Segundo as autoridades espanholas, mais de mil migrantes receberam assistência médica, enquanto as forças de segurança mantêm operações de controlo e vigilância na cidade para responder à pressão migratória.
Apesar de o Governo espanhol continuar a apontar 72 vítimas mortais, o presidente do Governo Autónomo de Ceuta revelou ao jornal El País que a morgue da cidade alberga já 88 corpos, embora alguns ainda aguardem identificação oficial.
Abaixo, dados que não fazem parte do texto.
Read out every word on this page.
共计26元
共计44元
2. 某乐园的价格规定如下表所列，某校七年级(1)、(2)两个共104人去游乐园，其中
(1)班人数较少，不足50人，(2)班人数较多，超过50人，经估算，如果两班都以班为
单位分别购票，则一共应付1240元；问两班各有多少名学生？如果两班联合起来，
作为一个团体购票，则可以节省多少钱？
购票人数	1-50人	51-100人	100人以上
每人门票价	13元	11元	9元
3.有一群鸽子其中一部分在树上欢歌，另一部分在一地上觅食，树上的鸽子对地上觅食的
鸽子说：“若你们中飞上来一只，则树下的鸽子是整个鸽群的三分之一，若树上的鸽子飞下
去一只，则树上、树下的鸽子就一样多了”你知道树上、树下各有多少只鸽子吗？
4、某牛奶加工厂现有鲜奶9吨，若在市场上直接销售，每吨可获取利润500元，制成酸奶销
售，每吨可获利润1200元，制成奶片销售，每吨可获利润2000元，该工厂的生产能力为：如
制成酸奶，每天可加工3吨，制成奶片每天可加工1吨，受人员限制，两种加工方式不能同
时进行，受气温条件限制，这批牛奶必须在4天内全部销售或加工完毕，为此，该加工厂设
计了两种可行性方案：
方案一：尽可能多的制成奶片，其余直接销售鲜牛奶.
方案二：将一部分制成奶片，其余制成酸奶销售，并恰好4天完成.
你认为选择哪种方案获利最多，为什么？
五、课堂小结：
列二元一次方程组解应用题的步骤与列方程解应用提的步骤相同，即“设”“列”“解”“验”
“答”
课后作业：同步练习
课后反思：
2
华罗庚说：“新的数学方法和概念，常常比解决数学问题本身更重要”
O responsável lamentou o “drama” vivido dos dois lados da fronteira, referindo que também as autoridades marroquinas continuam a recuperar corpos do mar. Explicou ainda que alguns cadáveres apresentam um avançado estado de decomposição, uma vez que as tentativas de travessia decorrem há mais de duas semanas.
Entre as vítimas encontram-se adolescentes, mulheres, cidadãos marroquinos e migrantes oriundos da África Subsaariana, numa das mais graves crises migratórias registadas nos últimos anos na fronteira entre Marrocos e Espanha.